When thermometers climb over 90 degrees and humidity levels are high, the dog days of summer could turn dangerous for some people, particularly the elderly, young children and those who are ill. Extreme temperatures are the most deadly weather events in the United States, consistently killing more people than hurricanes and tornadoes combined, according to the Federal Emergency Management Agency.

Here are some tips from the American Red Cross to keep you, your family and your pets safe in extremely hot weather:

  • Never leave children or pets alone in enclosed vehicles.
  • Stay hydrated by drinking plenty of fluids even if you do not feel thirsty. Avoid drinks with caffeine or alcohol.
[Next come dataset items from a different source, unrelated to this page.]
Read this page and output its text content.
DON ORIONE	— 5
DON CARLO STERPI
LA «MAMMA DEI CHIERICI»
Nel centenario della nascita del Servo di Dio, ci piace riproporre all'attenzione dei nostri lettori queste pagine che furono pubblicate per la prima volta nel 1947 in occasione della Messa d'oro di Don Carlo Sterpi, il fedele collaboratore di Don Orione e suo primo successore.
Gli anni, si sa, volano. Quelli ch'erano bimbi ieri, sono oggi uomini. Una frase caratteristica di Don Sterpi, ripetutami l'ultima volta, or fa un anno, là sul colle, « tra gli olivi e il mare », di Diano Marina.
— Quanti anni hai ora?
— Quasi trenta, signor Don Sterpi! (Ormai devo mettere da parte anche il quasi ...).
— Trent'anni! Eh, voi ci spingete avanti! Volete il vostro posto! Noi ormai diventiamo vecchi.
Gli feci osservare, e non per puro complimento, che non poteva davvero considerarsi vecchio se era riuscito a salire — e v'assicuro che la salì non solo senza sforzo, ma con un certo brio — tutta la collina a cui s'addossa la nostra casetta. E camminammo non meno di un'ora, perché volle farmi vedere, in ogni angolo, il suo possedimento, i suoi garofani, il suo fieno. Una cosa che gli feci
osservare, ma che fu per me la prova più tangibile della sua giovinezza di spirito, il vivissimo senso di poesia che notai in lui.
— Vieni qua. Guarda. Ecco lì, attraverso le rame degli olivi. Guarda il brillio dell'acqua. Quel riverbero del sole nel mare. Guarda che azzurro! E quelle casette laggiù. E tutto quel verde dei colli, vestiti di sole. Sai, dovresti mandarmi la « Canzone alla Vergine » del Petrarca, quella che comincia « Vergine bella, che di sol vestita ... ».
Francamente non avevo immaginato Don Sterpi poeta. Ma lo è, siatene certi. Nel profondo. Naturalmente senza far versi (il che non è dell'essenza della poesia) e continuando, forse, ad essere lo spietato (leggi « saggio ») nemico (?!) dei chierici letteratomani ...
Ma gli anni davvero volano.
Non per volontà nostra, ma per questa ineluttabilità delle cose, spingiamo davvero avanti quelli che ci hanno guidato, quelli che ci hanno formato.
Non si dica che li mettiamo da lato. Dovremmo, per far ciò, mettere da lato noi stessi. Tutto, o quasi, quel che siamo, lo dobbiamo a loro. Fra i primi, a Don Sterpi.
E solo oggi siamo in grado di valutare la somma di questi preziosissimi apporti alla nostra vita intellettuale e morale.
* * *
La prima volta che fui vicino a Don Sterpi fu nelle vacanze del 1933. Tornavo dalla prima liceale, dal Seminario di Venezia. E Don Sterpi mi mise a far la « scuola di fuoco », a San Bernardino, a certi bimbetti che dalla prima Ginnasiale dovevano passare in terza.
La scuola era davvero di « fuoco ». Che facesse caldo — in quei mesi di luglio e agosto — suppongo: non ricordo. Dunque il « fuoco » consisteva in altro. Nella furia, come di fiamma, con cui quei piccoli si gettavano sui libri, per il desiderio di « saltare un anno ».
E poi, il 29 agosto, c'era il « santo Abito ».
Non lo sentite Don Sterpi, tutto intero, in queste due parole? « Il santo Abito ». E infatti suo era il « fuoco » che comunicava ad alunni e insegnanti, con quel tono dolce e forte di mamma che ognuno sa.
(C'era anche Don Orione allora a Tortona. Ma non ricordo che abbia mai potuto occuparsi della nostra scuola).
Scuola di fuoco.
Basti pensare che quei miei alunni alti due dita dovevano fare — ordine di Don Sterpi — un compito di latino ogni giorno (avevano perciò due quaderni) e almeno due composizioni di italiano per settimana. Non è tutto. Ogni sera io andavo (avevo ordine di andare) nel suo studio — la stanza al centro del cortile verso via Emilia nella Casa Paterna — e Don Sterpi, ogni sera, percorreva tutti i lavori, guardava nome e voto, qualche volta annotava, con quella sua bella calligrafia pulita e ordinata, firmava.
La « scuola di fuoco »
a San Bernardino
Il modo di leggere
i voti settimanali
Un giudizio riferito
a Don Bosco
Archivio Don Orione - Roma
  • Check on family, friends and neighbors who do not have air conditioning, who spend much of their time alone or who are more likely to be affected by the heat.
  • If you do not have access to air conditioning, or if the power is out due to thunderstorms (which often accompany heat waves), go to a mall, movie theater, or cooling shelter if needed. Check with your local municipality to find a cooling center near you.
  • Eat small meals and eat more often.
  • Avoid extreme temperature changes.
  • Wear loose-fitting, lightweight, light-colored clothing. Avoid dark colors because they absorb the sun’s rays.
  • Slow down, stay indoors and avoid strenuous exercise during the hottest part of the day.
  • Postpone outdoor games and activities.
  • Use a buddy system when working in excessive heat.
  • Take frequent breaks if you must work outdoors.
  • Check on your animals frequently to ensure that they are not suffering from the heat.